I want to make a crash reporting tool

UPDATE 12-01-10: Thank you to Richard Masoner for posting this on Cyclelicious. I have started collecting everyone’s great ideas and responses in this development document.

Hot off the heels of making my “Can I bring my bike on Metra right now?” web application, I am ready to start on the next great tool*.

I want to create a bicycle crash reporting tool for Chicago (but release the source code for any city’s residents to adopt) along the lines of B-SMaRT for Portlanders and the Boston Cyclist’s Union crash map based on 911 calls.

I’d rather not reinvent the wheel (but I’m very capable of building a new web application based in PHP and MySQL) so I’ve been trying to get in contact with Joe Broach, the creator of B-SMaRT, to get my hands on that source code.

Not exactly the type of crash I’ll be looking for. Photo by Jason Reed.

I want the Chicago Crash Collector (please think of a better name) to have both citizen-reported data, and data from police reports. I just sent in my FOIA request for police data to the Chicago Police Department, but I’m not holding my breath for that.

The importance of sharing data in KML format

The KML file is an important format in which to share locational data. KML was developed by a company called Keyhole, which Google purchased in 2004, and subsequently released Keyhole’s flagship product: Earth.

A Keyhole Markup Language file is a way to display on a map (particularly a 3D globe of Earth) a collection of points with a defined style. Google has added more functionality and style to the KML format, expanding the styles that can be applied and the information that can be embedded.

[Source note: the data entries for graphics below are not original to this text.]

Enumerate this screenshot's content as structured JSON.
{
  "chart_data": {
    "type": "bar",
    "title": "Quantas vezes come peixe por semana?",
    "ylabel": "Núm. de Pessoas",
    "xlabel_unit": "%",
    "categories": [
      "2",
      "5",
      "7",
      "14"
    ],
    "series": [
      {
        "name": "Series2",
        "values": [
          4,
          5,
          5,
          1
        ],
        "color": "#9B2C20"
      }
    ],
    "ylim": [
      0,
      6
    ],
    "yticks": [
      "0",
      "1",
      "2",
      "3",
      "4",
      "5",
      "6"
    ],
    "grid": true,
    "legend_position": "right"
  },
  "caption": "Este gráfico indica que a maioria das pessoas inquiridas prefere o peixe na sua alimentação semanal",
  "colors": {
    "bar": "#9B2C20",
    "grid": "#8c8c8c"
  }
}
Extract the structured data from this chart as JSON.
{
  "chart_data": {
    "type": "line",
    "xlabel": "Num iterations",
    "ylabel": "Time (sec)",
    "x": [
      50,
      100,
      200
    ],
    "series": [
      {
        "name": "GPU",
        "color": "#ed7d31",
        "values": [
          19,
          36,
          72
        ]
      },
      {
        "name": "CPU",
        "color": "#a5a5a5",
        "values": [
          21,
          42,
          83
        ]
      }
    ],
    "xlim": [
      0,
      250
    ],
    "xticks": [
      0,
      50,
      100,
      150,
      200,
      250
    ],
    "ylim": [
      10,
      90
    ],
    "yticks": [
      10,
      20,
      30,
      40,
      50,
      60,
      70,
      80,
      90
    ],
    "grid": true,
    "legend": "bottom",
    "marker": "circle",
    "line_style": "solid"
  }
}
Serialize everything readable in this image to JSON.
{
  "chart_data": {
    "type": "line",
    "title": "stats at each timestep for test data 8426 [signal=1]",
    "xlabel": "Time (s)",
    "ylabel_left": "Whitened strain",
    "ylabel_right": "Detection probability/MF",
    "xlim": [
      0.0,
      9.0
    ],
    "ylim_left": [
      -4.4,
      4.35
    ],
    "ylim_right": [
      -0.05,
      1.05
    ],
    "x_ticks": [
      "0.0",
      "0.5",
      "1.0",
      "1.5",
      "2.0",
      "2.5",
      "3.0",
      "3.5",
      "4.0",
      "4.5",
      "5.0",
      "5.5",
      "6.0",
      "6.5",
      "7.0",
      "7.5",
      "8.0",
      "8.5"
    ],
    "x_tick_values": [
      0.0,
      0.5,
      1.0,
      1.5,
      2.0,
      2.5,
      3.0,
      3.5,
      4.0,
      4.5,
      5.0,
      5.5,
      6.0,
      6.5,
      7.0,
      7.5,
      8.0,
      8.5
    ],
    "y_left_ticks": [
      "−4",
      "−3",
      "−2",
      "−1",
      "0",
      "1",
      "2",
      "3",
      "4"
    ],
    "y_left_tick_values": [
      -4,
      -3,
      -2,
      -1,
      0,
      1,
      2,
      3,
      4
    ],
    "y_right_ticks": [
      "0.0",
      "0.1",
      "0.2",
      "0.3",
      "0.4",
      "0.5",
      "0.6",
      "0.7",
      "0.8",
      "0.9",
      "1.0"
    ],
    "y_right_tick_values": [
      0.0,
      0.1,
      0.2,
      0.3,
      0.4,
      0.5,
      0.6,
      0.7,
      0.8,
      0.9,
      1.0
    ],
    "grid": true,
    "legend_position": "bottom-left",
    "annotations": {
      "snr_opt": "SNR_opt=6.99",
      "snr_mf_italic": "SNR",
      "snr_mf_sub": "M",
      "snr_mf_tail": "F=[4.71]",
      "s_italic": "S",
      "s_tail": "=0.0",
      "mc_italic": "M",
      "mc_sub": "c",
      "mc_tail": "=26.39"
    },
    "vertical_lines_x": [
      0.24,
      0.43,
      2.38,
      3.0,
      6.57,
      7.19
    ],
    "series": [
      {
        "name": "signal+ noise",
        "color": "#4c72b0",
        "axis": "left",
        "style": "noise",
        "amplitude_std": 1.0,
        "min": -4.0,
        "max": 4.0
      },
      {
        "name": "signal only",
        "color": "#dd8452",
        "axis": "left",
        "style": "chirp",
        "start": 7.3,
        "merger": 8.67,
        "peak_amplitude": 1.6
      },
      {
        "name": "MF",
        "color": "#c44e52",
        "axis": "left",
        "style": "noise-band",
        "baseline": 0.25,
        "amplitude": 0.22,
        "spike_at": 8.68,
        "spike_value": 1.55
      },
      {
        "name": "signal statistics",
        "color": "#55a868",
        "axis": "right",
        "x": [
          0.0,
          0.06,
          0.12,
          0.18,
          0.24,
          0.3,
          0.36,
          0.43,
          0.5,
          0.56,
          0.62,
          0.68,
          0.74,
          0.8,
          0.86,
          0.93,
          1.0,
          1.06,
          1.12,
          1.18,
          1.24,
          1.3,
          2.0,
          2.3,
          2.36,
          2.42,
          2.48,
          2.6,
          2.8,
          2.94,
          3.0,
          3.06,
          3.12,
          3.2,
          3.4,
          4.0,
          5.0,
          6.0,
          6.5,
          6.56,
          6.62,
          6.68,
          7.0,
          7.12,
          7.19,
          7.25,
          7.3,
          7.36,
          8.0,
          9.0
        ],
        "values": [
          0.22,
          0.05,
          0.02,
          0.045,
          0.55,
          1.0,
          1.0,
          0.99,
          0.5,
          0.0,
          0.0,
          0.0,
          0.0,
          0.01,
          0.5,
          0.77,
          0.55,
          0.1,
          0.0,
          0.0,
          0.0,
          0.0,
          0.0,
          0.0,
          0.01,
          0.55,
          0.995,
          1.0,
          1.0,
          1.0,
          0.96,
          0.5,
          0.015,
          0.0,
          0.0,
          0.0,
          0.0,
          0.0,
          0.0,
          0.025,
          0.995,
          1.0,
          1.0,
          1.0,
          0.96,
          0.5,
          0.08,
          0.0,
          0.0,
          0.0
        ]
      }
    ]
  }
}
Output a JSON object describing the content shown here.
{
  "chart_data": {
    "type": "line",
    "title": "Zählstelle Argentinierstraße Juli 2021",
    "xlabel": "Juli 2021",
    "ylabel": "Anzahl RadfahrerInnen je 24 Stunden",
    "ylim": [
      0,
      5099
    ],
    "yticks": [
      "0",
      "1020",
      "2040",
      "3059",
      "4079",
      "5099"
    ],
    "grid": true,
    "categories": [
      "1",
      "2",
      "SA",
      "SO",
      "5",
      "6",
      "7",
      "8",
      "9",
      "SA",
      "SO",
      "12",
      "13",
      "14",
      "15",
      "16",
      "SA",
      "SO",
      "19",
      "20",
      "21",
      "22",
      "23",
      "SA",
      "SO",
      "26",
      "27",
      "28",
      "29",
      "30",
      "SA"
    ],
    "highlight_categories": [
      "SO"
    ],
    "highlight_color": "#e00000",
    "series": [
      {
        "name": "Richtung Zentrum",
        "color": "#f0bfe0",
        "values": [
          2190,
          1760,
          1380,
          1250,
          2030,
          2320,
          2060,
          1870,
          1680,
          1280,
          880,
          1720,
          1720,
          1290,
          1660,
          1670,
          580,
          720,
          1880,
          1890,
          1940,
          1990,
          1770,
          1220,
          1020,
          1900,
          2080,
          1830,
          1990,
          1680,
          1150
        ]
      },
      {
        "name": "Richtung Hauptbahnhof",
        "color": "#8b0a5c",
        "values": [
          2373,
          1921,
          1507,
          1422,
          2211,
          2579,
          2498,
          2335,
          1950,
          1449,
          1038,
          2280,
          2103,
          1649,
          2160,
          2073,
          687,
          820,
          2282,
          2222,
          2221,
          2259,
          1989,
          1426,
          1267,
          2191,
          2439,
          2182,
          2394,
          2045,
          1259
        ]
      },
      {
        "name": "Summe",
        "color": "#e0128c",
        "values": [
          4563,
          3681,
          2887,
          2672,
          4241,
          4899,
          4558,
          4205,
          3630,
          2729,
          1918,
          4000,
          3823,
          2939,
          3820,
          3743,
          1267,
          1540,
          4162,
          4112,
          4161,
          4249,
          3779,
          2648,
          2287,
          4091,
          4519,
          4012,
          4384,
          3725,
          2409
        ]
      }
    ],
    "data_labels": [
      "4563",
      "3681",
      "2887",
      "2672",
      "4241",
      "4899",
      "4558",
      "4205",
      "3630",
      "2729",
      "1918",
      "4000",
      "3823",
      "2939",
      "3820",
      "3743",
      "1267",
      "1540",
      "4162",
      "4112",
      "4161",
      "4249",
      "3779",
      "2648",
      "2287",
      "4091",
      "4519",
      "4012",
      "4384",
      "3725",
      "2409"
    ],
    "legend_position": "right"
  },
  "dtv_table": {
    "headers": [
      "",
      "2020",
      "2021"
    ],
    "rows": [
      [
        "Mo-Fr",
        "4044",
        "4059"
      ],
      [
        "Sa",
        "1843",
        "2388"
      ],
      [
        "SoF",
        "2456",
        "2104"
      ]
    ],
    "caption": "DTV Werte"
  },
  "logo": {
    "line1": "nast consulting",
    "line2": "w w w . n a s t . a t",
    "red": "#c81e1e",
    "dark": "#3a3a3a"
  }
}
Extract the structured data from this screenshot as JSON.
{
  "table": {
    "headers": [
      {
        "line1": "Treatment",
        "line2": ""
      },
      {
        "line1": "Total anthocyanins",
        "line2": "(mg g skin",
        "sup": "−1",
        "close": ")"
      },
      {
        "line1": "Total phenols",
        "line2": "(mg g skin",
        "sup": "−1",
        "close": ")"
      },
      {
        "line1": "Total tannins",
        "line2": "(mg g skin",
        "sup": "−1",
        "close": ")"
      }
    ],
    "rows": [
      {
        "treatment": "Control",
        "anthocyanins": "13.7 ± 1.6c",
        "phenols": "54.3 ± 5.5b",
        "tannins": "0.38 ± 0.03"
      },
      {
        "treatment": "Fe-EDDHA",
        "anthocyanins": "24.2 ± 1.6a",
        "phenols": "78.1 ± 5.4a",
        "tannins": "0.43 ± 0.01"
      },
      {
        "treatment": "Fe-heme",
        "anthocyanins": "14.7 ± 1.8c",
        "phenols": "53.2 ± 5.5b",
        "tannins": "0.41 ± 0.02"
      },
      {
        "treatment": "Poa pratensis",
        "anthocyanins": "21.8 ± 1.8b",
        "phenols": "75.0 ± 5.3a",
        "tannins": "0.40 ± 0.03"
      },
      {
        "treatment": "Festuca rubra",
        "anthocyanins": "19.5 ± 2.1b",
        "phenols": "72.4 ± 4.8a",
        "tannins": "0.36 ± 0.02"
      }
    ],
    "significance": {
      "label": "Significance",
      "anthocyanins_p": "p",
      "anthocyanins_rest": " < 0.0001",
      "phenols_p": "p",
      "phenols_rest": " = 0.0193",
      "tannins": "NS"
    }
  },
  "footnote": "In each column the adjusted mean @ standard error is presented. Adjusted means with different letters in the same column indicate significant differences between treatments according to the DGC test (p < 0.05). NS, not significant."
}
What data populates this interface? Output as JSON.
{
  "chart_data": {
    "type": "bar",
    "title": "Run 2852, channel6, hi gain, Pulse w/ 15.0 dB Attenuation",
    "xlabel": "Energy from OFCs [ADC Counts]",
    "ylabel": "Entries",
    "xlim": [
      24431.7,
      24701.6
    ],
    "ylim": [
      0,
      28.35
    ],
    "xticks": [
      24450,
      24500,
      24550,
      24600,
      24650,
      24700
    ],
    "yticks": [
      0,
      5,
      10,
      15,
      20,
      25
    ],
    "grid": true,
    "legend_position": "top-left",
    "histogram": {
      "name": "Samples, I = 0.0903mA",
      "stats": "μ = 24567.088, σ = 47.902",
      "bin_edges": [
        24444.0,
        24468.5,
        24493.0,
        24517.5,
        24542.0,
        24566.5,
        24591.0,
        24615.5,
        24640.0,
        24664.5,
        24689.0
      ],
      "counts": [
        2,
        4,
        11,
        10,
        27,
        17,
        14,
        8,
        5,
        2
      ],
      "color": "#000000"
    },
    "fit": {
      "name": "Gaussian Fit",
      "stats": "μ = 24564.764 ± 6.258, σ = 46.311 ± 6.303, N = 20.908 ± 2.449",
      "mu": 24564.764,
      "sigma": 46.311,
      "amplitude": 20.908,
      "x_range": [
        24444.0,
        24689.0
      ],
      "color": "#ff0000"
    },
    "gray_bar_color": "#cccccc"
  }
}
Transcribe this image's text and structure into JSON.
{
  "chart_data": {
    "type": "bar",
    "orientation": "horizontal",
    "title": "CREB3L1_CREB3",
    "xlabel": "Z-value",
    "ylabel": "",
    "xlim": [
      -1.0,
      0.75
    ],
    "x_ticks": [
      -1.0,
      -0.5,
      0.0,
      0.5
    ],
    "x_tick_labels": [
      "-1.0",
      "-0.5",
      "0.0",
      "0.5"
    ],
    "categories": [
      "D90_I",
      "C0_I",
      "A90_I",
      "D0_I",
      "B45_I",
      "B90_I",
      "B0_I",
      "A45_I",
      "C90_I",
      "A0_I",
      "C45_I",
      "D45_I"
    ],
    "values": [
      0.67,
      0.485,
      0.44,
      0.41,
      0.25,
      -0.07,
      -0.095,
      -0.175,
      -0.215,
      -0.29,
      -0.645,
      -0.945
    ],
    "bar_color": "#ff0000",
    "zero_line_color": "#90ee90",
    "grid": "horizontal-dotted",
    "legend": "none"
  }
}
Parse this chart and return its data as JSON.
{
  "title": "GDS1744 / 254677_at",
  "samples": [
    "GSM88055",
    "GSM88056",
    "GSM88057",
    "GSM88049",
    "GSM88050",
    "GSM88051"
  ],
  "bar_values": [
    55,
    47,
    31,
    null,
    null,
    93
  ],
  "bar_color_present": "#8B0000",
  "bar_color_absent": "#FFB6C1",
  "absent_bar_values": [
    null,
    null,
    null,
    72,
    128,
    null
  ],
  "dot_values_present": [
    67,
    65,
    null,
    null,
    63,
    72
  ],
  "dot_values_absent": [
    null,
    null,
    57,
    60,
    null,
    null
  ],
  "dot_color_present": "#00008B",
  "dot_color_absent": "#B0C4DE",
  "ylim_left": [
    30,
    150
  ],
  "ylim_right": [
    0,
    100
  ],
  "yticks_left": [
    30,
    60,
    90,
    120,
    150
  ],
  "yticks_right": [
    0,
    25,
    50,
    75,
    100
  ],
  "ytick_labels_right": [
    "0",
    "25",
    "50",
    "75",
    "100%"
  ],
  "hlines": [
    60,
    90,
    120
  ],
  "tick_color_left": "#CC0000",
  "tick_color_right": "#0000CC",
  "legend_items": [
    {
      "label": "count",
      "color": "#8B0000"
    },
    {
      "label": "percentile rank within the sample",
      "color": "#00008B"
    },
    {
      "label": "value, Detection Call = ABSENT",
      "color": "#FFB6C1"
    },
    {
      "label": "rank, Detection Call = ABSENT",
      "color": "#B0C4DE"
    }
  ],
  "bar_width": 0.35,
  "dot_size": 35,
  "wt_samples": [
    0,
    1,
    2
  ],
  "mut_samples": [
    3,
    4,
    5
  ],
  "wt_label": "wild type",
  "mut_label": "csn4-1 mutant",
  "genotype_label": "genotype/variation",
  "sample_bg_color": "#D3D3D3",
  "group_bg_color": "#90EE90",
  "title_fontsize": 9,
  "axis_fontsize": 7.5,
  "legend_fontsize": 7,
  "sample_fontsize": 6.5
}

KML, like XML (eXtensible Markup Language), is extremely web-friendly. For a web application at work I developed, I included this PHP class that creates an KML file on-demand based on a predefined database query. The file contains locations and attributes of recently installed bike racks in Chicago. EveryBlock imports the file and its information into their location-based service, aggregating many news types around your block.

But a KML file is more important than being the native file for use within Google Earth. It’s an open source text file that can be manipulated by a number of software programs on any computer system on earth (or read on a printed page). It’s not encoded, like shapefiles, so I can read the file with my own mind and understand the data it would present in a compatible map viewer. I see lines of organized syntax describing points and polygons, listing their attributes in plain language.

Have you ever tried to see the “inside” of a shapefile? Only GIS programs can read them for you. KML provides data producers and consumers the opportunities to keep data open, available, and easy to use. We need locational data for our work, and we need tools to help us use it, not hide it.